Report contents
SSA · Frontier
Cote d'Ivoire
Crypto Livability Index 2025·data to 31 Dec 2025
Scoreboard
Five pillars, then the 22 sub-pillars scored 0 to 4. Empty sub-scores are held out of the total, not zeroed.
The number behind the rank
| Raw capability score | 29 / 84 |
| P2P liquidity bonus (tie-breaker) | +0 |
| Inflation 2.6% · unbanked 42% · remittances 2% GDP · capital controls 0.84 · sanctions 0 | CNI 0.279 |
| Need multiplier | ×0.919 |
| Livability score | 0.317 |
Raw 29/84 = 0.345 capability. Crypto-Necessity Index 0.28, from five components: inflation 2.6% (three-year average 2023 to 2025), unbanked 42% of adults, remittances 2% of GDP, capital-control intensity 0.84 (KAOPEN 2023), sanctions exposure 0. Need multiplier ×0.92. Livability score 0.317, rank #69 of 79.
Three findings
A regulatory vacuum, not a ban: crypto sits in a grey zone
Cote d'Ivoire falls under the BCEAO (the West African States central bank) currency zone of eight countries, which has set no crypto framework and not legalised private crypto, leaving a legal grey area rather than a prohibition. The central bank's only applicable instrument is a 2015 e-money rule, and no domestic VASP (virtual asset service provider) licensing exists.

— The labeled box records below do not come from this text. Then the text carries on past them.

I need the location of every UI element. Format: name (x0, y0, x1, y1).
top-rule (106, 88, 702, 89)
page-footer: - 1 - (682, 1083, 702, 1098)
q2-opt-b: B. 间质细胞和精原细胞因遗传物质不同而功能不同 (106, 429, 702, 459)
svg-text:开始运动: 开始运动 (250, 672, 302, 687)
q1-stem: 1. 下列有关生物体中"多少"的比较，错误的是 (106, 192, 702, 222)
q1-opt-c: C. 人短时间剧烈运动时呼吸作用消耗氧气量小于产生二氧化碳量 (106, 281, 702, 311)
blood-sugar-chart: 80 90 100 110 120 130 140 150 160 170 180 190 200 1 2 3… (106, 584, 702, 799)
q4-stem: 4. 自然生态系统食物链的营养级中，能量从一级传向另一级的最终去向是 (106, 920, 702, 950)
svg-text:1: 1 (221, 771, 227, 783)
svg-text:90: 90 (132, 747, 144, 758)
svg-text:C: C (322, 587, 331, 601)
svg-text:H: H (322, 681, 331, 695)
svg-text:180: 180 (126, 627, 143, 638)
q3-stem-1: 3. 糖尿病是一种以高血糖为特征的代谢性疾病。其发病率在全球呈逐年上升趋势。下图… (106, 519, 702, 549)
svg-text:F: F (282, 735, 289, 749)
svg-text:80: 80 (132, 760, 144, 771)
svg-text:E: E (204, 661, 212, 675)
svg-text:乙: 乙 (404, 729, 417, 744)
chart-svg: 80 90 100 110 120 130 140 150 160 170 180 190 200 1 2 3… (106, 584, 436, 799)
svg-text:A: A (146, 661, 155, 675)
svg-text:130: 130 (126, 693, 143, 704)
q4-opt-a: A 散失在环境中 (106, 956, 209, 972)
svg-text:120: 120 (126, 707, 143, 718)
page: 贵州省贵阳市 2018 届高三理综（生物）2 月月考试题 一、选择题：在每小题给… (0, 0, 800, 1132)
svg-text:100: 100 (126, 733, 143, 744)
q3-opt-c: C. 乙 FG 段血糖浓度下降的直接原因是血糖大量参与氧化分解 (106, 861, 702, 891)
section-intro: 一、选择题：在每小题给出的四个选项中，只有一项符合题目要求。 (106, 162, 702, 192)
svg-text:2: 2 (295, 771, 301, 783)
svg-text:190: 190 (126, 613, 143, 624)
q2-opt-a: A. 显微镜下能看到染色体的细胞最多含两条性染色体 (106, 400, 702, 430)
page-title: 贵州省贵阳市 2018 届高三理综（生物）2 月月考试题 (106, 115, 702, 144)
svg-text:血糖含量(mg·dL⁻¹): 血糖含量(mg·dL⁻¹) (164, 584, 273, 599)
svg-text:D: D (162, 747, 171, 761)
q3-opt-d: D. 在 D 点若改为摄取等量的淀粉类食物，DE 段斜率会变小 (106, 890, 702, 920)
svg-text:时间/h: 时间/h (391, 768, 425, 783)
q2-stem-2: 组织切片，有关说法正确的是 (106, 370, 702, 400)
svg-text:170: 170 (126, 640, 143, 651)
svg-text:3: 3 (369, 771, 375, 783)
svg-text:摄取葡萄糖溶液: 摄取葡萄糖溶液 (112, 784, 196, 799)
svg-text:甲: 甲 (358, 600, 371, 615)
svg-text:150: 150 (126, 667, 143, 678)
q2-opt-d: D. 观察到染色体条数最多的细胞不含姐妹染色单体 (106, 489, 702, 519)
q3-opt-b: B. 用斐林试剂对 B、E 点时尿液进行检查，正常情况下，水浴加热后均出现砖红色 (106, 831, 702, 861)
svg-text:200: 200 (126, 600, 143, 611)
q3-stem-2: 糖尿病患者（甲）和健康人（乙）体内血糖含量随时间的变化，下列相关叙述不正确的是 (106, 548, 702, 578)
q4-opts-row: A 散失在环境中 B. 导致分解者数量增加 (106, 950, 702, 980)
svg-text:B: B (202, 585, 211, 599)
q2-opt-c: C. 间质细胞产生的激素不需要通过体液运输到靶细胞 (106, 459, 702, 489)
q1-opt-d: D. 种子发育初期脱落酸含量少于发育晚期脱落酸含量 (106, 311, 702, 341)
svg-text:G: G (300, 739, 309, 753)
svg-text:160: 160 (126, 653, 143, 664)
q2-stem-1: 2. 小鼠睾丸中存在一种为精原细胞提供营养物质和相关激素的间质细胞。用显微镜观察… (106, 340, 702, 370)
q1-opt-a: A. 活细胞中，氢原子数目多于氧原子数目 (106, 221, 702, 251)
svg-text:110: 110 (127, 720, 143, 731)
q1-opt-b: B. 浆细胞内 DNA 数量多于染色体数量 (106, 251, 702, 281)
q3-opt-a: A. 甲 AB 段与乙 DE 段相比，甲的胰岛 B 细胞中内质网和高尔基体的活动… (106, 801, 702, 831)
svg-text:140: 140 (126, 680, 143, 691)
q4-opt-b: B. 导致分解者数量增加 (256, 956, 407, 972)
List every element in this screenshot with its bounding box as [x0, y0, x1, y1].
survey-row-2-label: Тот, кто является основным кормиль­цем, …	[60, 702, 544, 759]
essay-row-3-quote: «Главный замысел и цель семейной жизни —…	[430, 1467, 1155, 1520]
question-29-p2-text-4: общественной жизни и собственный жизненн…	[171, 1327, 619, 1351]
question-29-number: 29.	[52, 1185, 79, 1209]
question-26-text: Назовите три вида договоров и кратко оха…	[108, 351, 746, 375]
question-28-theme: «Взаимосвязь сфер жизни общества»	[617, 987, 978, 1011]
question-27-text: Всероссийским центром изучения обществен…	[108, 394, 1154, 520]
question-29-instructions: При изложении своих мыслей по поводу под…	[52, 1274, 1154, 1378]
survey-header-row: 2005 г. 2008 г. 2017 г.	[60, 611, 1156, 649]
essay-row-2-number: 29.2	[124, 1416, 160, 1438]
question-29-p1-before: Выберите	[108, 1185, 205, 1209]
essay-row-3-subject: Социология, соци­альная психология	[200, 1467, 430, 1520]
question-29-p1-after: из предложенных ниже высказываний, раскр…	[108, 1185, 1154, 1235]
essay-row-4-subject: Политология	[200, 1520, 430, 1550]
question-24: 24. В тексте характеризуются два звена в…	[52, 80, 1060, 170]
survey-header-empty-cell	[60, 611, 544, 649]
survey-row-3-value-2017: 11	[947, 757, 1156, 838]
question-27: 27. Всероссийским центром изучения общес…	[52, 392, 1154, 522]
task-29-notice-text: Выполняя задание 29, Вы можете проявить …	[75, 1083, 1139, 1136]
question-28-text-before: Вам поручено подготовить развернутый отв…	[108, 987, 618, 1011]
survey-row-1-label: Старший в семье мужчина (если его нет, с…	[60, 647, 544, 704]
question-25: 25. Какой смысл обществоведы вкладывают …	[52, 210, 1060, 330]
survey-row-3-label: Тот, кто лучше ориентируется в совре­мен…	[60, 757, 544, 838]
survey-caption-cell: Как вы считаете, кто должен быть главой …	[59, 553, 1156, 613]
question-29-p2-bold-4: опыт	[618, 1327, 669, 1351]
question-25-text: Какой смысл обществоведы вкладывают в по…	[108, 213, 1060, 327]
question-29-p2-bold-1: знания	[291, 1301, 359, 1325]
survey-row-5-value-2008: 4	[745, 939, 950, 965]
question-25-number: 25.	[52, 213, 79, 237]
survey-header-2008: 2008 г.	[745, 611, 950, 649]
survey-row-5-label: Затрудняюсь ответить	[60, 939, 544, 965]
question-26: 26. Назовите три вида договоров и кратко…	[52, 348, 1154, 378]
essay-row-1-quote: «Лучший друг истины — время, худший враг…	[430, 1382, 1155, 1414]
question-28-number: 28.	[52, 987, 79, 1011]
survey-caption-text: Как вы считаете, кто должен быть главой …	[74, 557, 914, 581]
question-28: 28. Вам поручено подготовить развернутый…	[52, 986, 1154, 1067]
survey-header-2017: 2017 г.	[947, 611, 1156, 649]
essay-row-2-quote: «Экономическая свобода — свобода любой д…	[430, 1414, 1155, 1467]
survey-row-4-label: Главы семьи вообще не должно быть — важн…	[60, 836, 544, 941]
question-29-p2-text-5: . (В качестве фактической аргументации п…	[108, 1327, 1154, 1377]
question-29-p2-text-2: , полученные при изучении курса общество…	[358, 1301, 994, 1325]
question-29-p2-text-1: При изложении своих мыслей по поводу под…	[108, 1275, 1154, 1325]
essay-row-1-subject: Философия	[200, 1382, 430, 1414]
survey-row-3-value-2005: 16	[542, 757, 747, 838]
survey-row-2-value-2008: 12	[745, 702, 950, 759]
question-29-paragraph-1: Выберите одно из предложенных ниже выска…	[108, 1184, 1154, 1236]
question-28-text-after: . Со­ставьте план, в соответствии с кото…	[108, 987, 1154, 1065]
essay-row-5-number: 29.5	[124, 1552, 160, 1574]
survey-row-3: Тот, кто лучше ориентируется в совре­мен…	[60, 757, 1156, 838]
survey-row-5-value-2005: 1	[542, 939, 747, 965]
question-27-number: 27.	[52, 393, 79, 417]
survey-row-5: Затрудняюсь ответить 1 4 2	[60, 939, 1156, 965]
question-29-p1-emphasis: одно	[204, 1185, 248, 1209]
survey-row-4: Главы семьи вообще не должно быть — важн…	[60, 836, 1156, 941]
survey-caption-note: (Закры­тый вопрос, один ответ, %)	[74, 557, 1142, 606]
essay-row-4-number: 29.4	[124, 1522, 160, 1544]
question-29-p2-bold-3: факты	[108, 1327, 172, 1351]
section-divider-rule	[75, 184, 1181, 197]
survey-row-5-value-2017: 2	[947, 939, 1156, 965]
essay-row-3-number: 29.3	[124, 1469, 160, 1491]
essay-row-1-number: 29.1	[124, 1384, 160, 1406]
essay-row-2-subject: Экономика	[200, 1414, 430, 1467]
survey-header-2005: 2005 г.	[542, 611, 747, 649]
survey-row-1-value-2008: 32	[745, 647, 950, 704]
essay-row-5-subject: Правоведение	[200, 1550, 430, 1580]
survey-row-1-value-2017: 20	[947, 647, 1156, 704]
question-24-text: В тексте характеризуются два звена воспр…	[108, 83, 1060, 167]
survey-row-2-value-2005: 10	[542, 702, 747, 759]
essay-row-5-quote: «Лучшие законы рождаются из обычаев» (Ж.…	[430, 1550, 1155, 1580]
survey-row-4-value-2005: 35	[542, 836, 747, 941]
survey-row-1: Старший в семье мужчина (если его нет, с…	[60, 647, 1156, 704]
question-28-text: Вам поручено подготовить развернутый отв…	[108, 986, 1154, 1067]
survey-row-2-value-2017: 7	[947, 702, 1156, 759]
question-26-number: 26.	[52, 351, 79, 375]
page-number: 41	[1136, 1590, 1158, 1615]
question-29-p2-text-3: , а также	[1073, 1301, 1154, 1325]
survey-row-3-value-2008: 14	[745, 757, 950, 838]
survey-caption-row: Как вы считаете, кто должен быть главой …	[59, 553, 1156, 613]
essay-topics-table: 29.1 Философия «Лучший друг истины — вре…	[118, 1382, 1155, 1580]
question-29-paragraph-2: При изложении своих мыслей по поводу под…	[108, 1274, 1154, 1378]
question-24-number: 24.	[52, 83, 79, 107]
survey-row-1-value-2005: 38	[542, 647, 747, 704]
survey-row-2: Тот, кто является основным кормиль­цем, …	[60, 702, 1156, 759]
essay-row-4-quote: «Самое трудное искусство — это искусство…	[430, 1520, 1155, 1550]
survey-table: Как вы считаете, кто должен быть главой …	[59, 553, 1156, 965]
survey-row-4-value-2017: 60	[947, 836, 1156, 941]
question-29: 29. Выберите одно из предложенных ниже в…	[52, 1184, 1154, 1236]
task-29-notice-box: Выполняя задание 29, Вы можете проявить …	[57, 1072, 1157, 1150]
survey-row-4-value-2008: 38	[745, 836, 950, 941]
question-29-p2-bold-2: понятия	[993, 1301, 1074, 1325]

A euro peg that removes the usual adoption engine
Mobile-money rails through Orange Money and Wave provide a functional informal on-ramp, and platforms like OVEX, BarkaChange, and TransFi run Tether-for-CFA conversion unlicensed. But the CFA franc's hard peg to the euro strips out the foreign-exchange bypass that supercharges crypto in Argentina, Nigeria, and Egypt, so adoption stays driven by the banking gap alone.
Stablecoin remittances faster and cheaper than the incumbents
Against a roughly 1.5 billion dollar inbound remittance flow, about 2 percent of GDP, families increasingly send Tether and USD Coin home, finding it faster and cheaper than Western Union, with crypto remittance volume estimated at 15 to 45 million dollars. Anglophone West Africa keeps a measurable lead, but the receptivity is built on a mobile-first, largely unbanked population.
In one line
"In Cote d'Ivoire crypto is neither banned nor licensed, just unaddressed. Families send stablecoins home faster and cheaper than the wire services, even as a euro-pegged franc removes the currency panic that drives adoption elsewhere."
Watch in 2026
Trajectory 2/4, stable with no clear direction. The country defers to the BCEAO, whose 2015 e-money instruction remains the only framework, with no new instruction, no draft bill, and no consultation through 2025. A regional BCEAO crypto conference scheduled for May 2026 is the first signal that a harmonised WAEMU framework may be drafted.